Information-theoretic bounds and phase transitions in community detection and high-dimensional clustering


Cris Moore

Monday, April 24th, 2017
4:00pm 122 Gates Hall




Over the past decade, a rich interaction has grown up between statistical physics and statistical inference. In particular, physics often predicts phase transitions where, if a data set becomes too sparse or too noisy, it suddenly becomes impossible to find its underlying structure, or even to distinguish it from a “null model” with no structure at all. For instance, in the community detection problem in graphs, there is a transition below which the vertices cannot be labeled better than chance.

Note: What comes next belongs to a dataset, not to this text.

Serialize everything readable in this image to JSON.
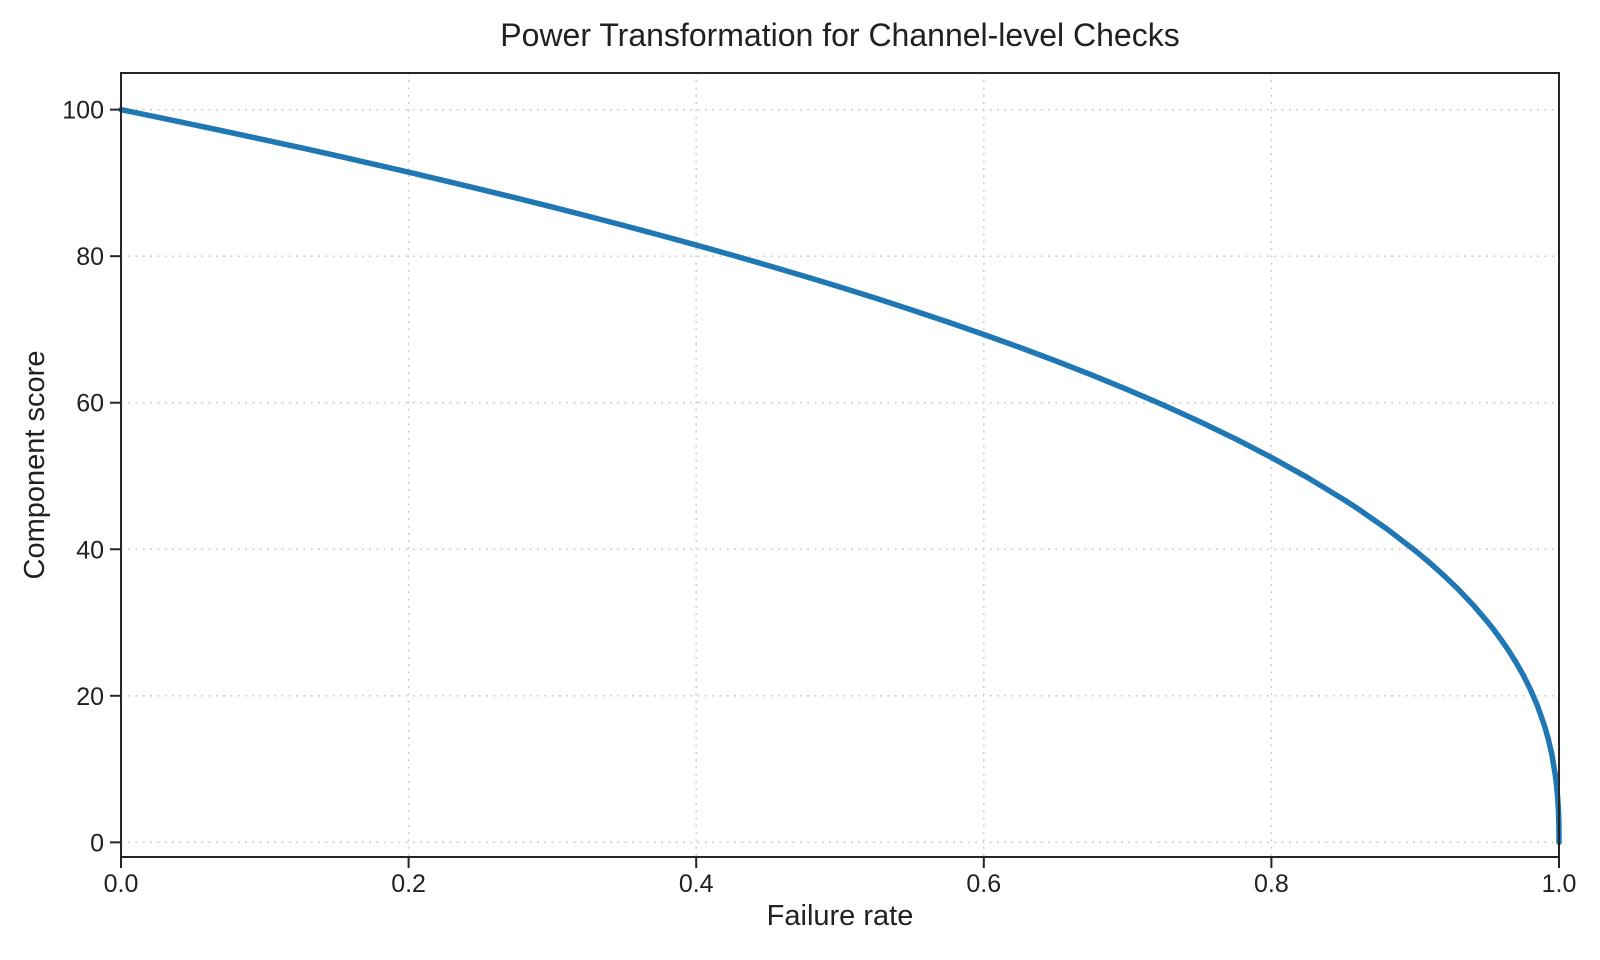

Similarly, in the clustering problem in Gaussian mixture models, it becomes impossible to find the clusters, or even to tell whether clusters exist, i.e., to distinguish the data from a single Gaussian. 

Many of the physics predictions have been now made rigorous, but there is still a lively interchange between these fields, both about these transitions and about asymptotically optimal algorithms. In particular, while efficient message-passing and spectral algorithms are known that succeed down to the so-called Kesten-Stigum bound, in a number of problems there is a conjectured “possible but hard” regime where inference is information-theoretically possible, but conjectured to be computationally hard. I will give a friendly introduction to this field, and present some recent results along these lines. 

This is joint work with Jess Banks, Joe Neeman, Praneeth Netrapalli, and Jiaming Xu.